In a bowl, combine flour, baking powder, baking soda, salt, and sugar. Stir together with a whisk.
Use a pastry cutter or two forks to cut butter and 1 tablespoon of lard into the dry ingredients so that the mixture looks like coarse crumbs, be careful not to break up the butter and lard too much, leave plenty of pea sized pieces. (Bacon grease may be substituted for lard depending on how you are going to serve your biscuits... it does add a slightly smoky taste.)
At this point check the oven temperature. If it hasn't reached 450 degrees yet place your bowl in the freezer until the oven is ready.
When the oven temperature reaches 450 degrees put the other 1 tablespoon of lard in a 10 inch iron skillet and place skillet in oven for a couple of minutes to melt the lard.
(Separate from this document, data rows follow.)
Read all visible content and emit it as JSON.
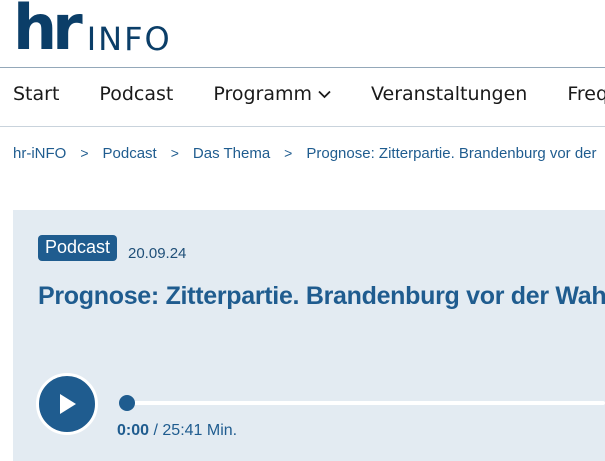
{
  "logo": {
    "primary": "hr",
    "secondary": "INFO"
  },
  "nav": {
    "items": [
      {
        "label": "Start"
      },
      {
        "label": "Podcast"
      },
      {
        "label": "Programm"
      },
      {
        "label": "Veranstaltungen"
      },
      {
        "label": "Freque"
      }
    ]
  },
  "breadcrumb": {
    "separator": ">",
    "items": [
      "hr-iNFO",
      "Podcast",
      "Das Thema",
      "Prognose: Zitterpartie. Brandenburg vor der"
    ]
  },
  "episode": {
    "badge": "Podcast",
    "date": "20.09.24",
    "title": "Prognose: Zitterpartie. Brandenburg vor der Wahl"
  },
  "player": {
    "current_time": "0:00",
    "separator": "/",
    "duration": "25:41 Min.",
    "progress": 0
  },
  "colors": {
    "brand": "#0b3e68",
    "accent": "#1f5c8f",
    "panel_bg": "#e3ebf2"
  }
}
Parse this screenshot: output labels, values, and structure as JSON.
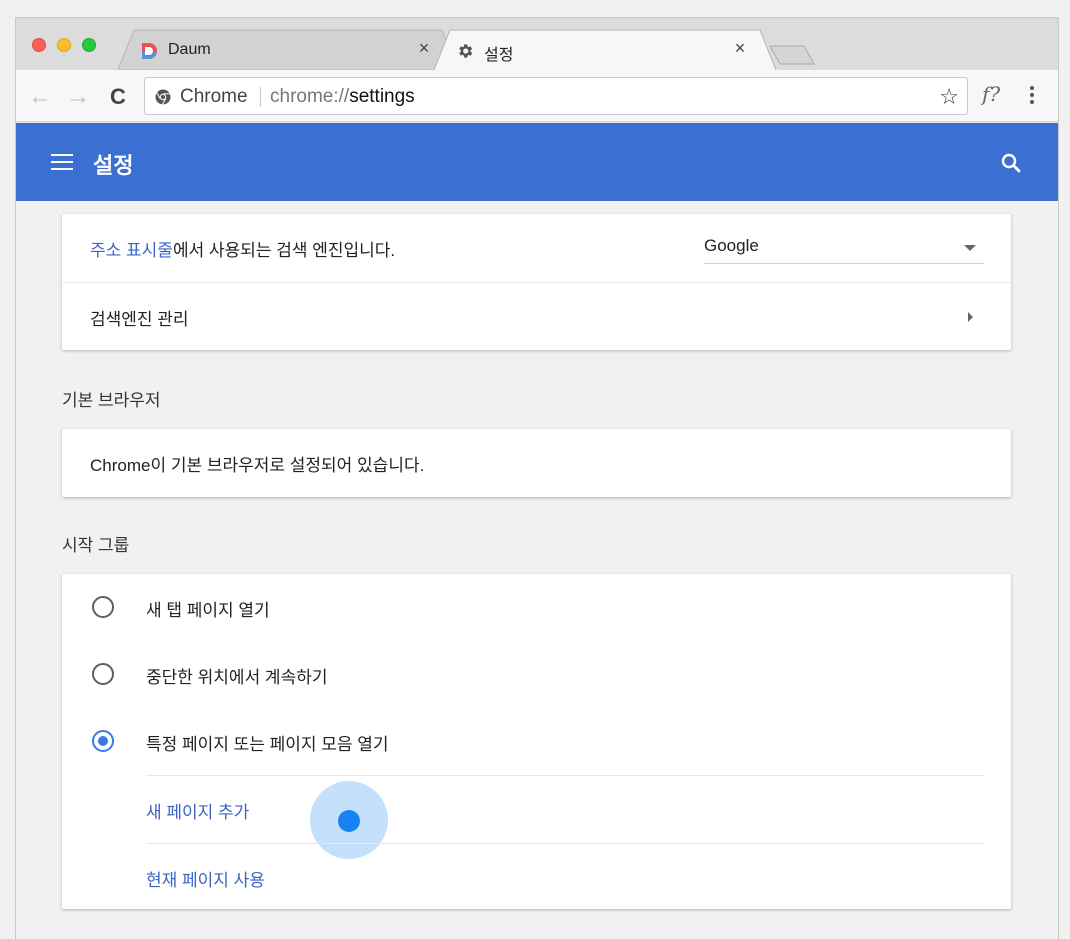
{
  "tabs": [
    {
      "title": "Daum",
      "close": "×"
    },
    {
      "title": "설정",
      "close": "×"
    }
  ],
  "toolbar": {
    "back": "←",
    "forward": "→",
    "reload": "C",
    "site_name": "Chrome",
    "url_prefix": "chrome://",
    "url_path": "settings",
    "bookmark": "☆",
    "extension": "f?"
  },
  "header": {
    "title": "설정"
  },
  "search_engine": {
    "description_link": "주소 표시줄",
    "description_rest": "에서 사용되는 검색 엔진입니다.",
    "selected": "Google",
    "manage_label": "검색엔진 관리"
  },
  "default_browser": {
    "section_title": "기본 브라우저",
    "status": "Chrome이 기본 브라우저로 설정되어 있습니다."
  },
  "startup": {
    "section_title": "시작 그룹",
    "options": [
      {
        "label": "새 탭 페이지 열기",
        "checked": false
      },
      {
        "label": "중단한 위치에서 계속하기",
        "checked": false
      },
      {
        "label": "특정 페이지 또는 페이지 모음 열기",
        "checked": true
      }
    ],
    "add_page": "새 페이지 추가",
    "use_current": "현재 페이지 사용"
  },
  "colors": {
    "header_bg": "#3b6fd2",
    "link": "#3a64c6",
    "radio_checked": "#3b78e7"
  }
}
Remove skillet from oven. Turn skillet this way and that to spread the melted lard around the bottom of the skillet. Then pour the melted lard into a little bowl and set aside.
Add the buttermilk to the bowl of flour and gently stir until just combined. Without handling too much, dump dough onto floured surface, press down on it gently, and then knead it by folding it over on itself about 4-5 times.
After the last fold gently press dough out with your fingertips to a thickness of 1/2 inch.
Cut with a cookie or biscuit cutter and press straight down into the soft dough to cut the biscuits. I use a 2 1/2 inch cutter and I get 6 biscuits out of the dough and some leftover cut edges.
Place biscuits in a circle inside the skillet. Gently gather leftover cut edges of dough together and place them in the skillet too, as if they are another biscuit. (I always put this biscuit in the middle, just because.)
Brush tops of biscuits with the melted lard from the little bowl. Place skillet in oven and bake for about 10-12 minutes, until biscuits are nicely golden brown on top.
Now sign your "Buttermilk Biscuit Lovers Club" card and enjoy those biscuits!